Q3라는 한 id의 checking과 saving 금액의 합을 배출하는 쿼리가 Transaction 2 (T2)라고 해보자.

T1 실행 중, Q1 실행으로 checking 금액이 20 감소하자마자 Q3가 실행된다면, 총 금액은 20 감소된 합으로 배출될 것이다.

image

상기 이미지처럼, 105가 총합이여야 하는데, Q3는 85를 배출하는 모습이다.
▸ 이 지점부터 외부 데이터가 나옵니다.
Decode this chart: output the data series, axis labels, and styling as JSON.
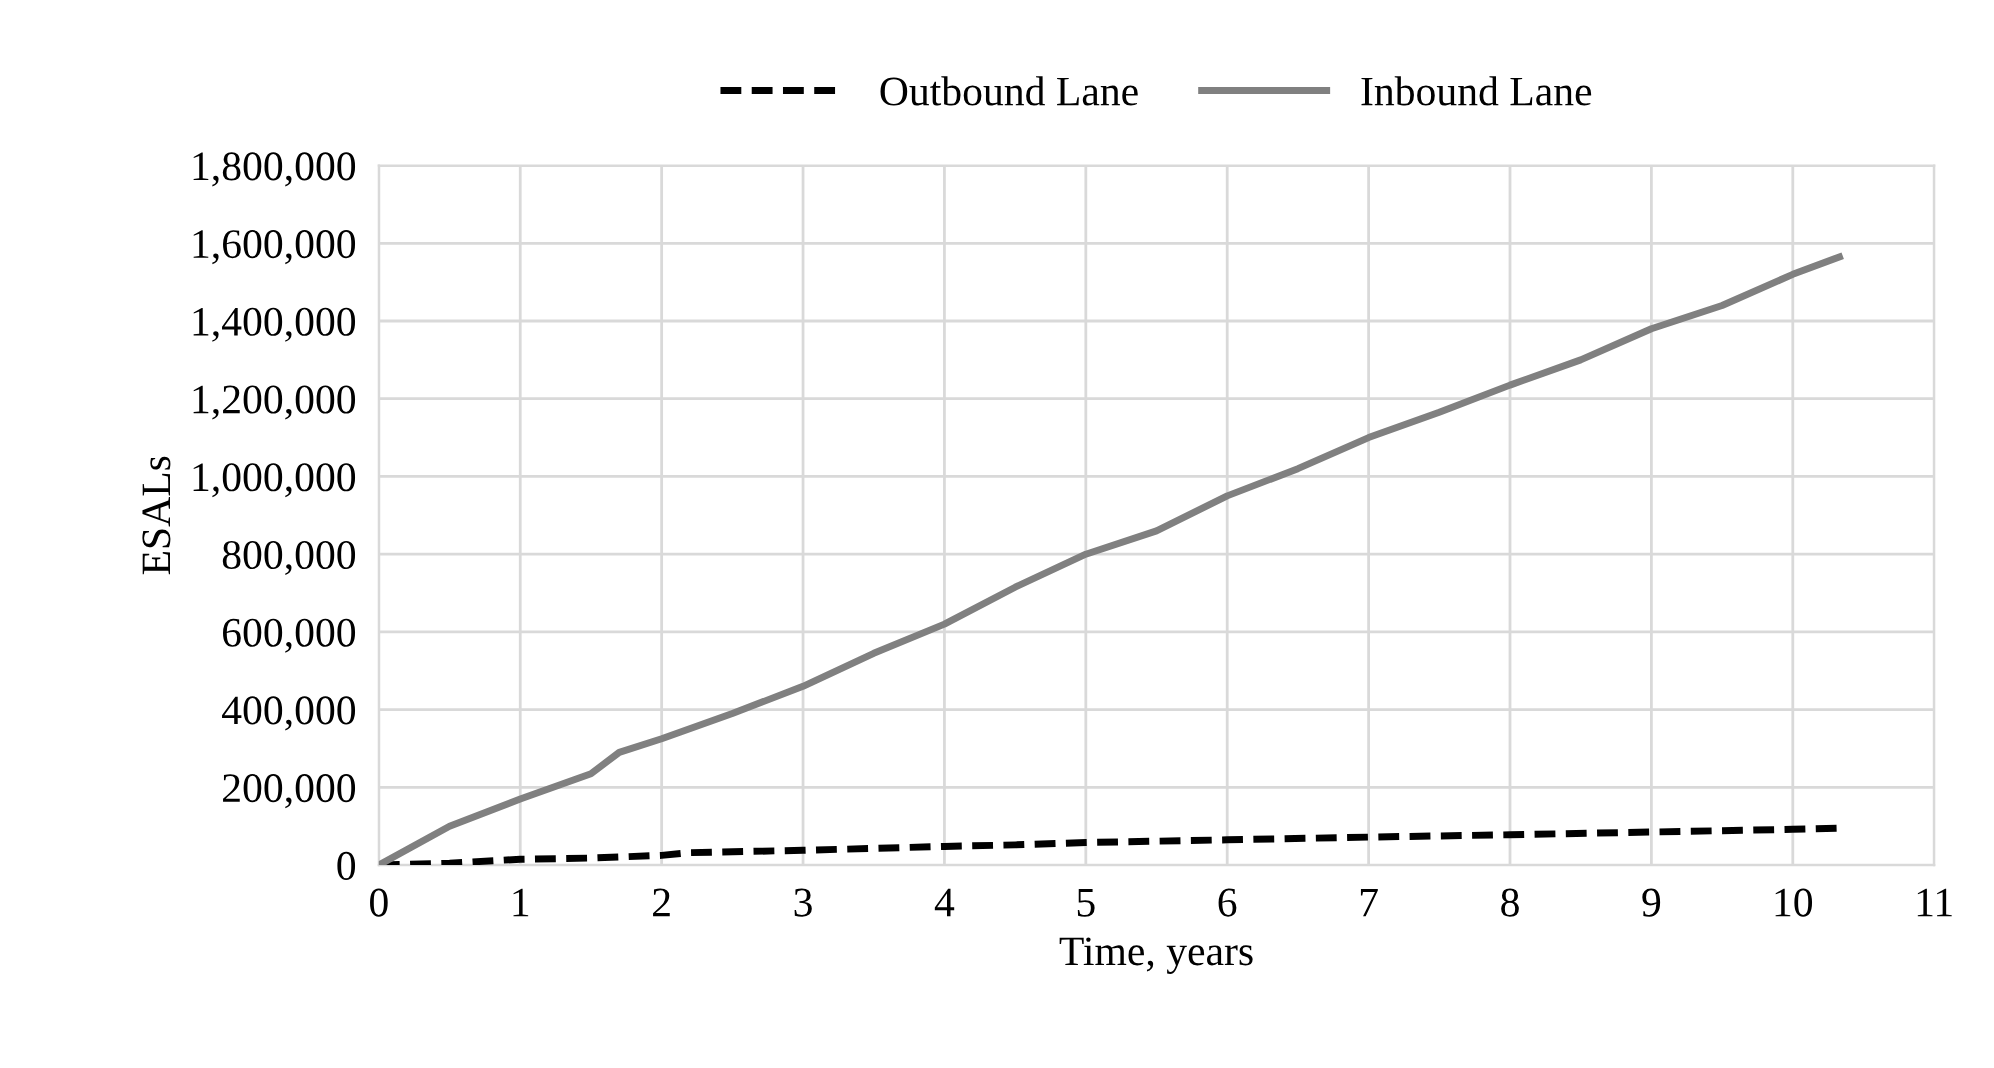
{
  "chart_data": {
    "type": "line",
    "xlabel": "Time, years",
    "ylabel": "ESALs",
    "grid": true,
    "legend": "top",
    "marker": "none",
    "xlim": [
      0,
      11
    ],
    "xticks": [
      0,
      1,
      2,
      3,
      4,
      5,
      6,
      7,
      8,
      9,
      10,
      11
    ],
    "ylim": [
      0,
      1800000
    ],
    "yticks": [
      {
        "value": 0,
        "label": "0"
      },
      {
        "value": 200000,
        "label": "200,000"
      },
      {
        "value": 400000,
        "label": "400,000"
      },
      {
        "value": 600000,
        "label": "600,000"
      },
      {
        "value": 800000,
        "label": "800,000"
      },
      {
        "value": 1000000,
        "label": "1,000,000"
      },
      {
        "value": 1200000,
        "label": "1,200,000"
      },
      {
        "value": 1400000,
        "label": "1,400,000"
      },
      {
        "value": 1600000,
        "label": "1,600,000"
      },
      {
        "value": 1800000,
        "label": "1,800,000"
      }
    ],
    "series": [
      {
        "name": "Outbound Lane",
        "color": "#000000",
        "line_style": "dashed",
        "x": [
          0,
          0.5,
          1,
          1.5,
          2,
          2.2,
          3,
          4,
          4.5,
          5,
          6,
          7,
          8,
          9,
          10,
          10.33
        ],
        "values": [
          0,
          5000,
          15000,
          18000,
          25000,
          32000,
          38000,
          48000,
          52000,
          58000,
          65000,
          72000,
          78000,
          85000,
          92000,
          95000
        ]
      },
      {
        "name": "Inbound Lane",
        "color": "#808080",
        "line_style": "solid",
        "x": [
          0,
          0.5,
          1,
          1.5,
          1.7,
          2,
          2.5,
          3,
          3.5,
          4,
          4.5,
          5,
          5.5,
          6,
          6.5,
          7,
          7.5,
          8,
          8.5,
          9,
          9.5,
          10,
          10.33
        ],
        "values": [
          0,
          100000,
          170000,
          235000,
          290000,
          325000,
          390000,
          460000,
          545000,
          620000,
          715000,
          800000,
          860000,
          950000,
          1020000,
          1100000,
          1165000,
          1235000,
          1300000,
          1380000,
          1440000,
          1520000,
          1565000
        ]
      }
    ]
  }
}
가령, 하나의 비행기 티켓을 여러 사람이 동시에 예약하고, 모두가 예약이 성공되버리는 문제점이 한 예시이다.

image

따라서, 우리는 T1, T2가 상기 순서 둘 중 아무 하나의 순서로 개별적으로 동작하길 바란다.

3) Durable

Responsibility: DBMS and application programmer

만약 log에서 end transaction 표시가 있다면, DB에 무조건 해당 쿼리 작업이 반영되있어야 한다.

4) Consistency

Responsibility: recovery manager

  • depends on who is writing the transaction, not Database System
    • consistency는 시스템이 보장할 수 없고, 프로그래머가 책임져야 한다.

배경지식 🍟

System Failures

  • Each transaction has internal state
  • When system crashes, internal state is lost
    • Don’t know which parts executed and which didn’t
  • Remedy: use a log
    • A file that records every single action of the transaction

Transaction

Transaction: a sequence of SQL statements that you want to execute as a single atomic unit

  • transaction 실행 (무조건 둘 중 하나):
    • 모든 statements 다 실행
    • 아에 아무것도 실행 x
  • transaction 중간에 안 멈추면 consistent 보장
  • transaction 중간에 멈추기 불가능; inconsistent state
  • DB = elements 집합체
    • Usually 1 element = 1 block
    • Can be smaller (=1 record) or larger (=1 relation)
  • 각 transaction reads/writes some elements

Transaction은 하나의 단위로 실행하고자 하는 쿼리문들을 start/end transaction 사이에 위치시킨다.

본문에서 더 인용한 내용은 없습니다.